Time Management for Kids
December 23, 2014
Filed In: Fatherhood
Kids today are operating under very tight time constraints. While the number of potential activities continues to rise, what’s also driving this boom in kid’s after-school activities is college applications. We’re told that colleges are looking for well-rounded applicants. That means that between homework, after-school activities, friends and family time, kids today are facing a real time crunch.
As a parent, you’ve been there. You know the pain, misery, and exhaustion that comes with being overwhelmed. You’ve been in situations where you had too much going on and things got missed. You know the regret that comes with putting your work in front of your family. You’ve been in the land of task overload. This means that, as a parent, it’s your job to help your kids learn to make the difficult decisions that come with prioritizing time.
Just like work, kid’s activities will expand to the amount of time you give them. Also like work, there will always be more things to do. There’s always a sport in season, always another theater production to try out for, always another club that would look great on a college application.

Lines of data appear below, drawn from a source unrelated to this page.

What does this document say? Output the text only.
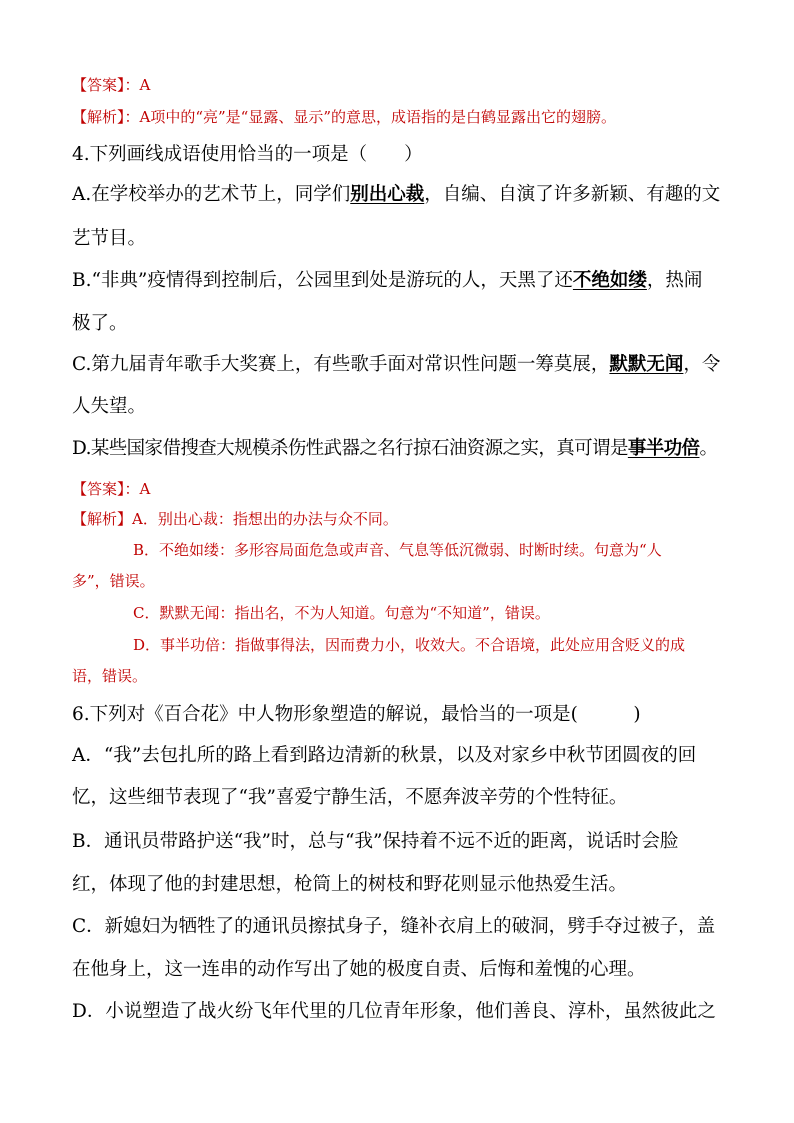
【答案】：A
【解析】：A项中的“亮”是“显露、显示”的意思，成语指的是白鹤显露出它的翅膀。
4.下列画线成语使用恰当的一项是（　　）
A.在学校举办的艺术节上，同学们别出心裁，自编、自演了许多新颖、有趣的文
艺节目。
B.“非典”疫情得到控制后，公园里到处是游玩的人，天黑了还不绝如缕，热闹
极了。
C.第九届青年歌手大奖赛上，有些歌手面对常识性问题一筹莫展，默默无闻，令
人失望。
D.某些国家借搜查大规模杀伤性武器之名行掠石油资源之实，真可谓是事半功倍。
【答案】：A
【解析】A．别出心裁：指想出的办法与众不同。
B．不绝如缕：多形容局面危急或声音、气息等低沉微弱、时断时续。句意为“人
多”，错误。
C．默默无闻：指出名，不为人知道。句意为“不知道”，错误。
D．事半功倍：指做事得法，因而费力小，收效大。不合语境，此处应用含贬义的成
语，错误。
6.下列对《百合花》中人物形象塑造的解说，最恰当的一项是(　　　)
A．“我”去包扎所的路上看到路边清新的秋景，以及对家乡中秋节团圆夜的回
忆，这些细节表现了“我”喜爱宁静生活，不愿奔波辛劳的个性特征。
B．通讯员带路护送“我”时，总与“我”保持着不远不近的距离，说话时会脸
红，体现了他的封建思想，枪筒上的树枝和野花则显示他热爱生活。
C．新媳妇为牺牲了的通讯员擦拭身子，缝补衣肩上的破洞，劈手夺过被子，盖
在他身上，这一连串的动作写出了她的极度自责、后悔和羞愧的心理。
D．小说塑造了战火纷飞年代里的几位青年形象，他们善良、淳朴，虽然彼此之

The struggle is not choosing between the good and the bad. It’s the struggle of choosing what’s the most good. It’s the struggle of being exposed to new horizons while maintaining a healthy balance in life. This is where parents really need to parent. If kids don’t learn to prioritize their time in high school, college will be a mess and their life could end up a disaster.
When you sit down with your teen to discuss time priorities, it’s important that they know that you’ve been in this situation before. It’s also important that you emphasize that all of the things that they are doing are good, and it’s only when the good is too much that it becomes bad.
Work with your teen to develop a formula for how they spend their time. Priority 1 is school work, priority 2 is family and priority 3 is all other activities. Using this framework, or another that you both come up with, rework their schedule. Dive into how much time they need for each activity and how much they’re actually spending. Then, edit their schedule.
Your kids need your help when it comes to prioritizing their time. This critical life skill is really only learned when you’re in the moment, so take the time to help guide them to success.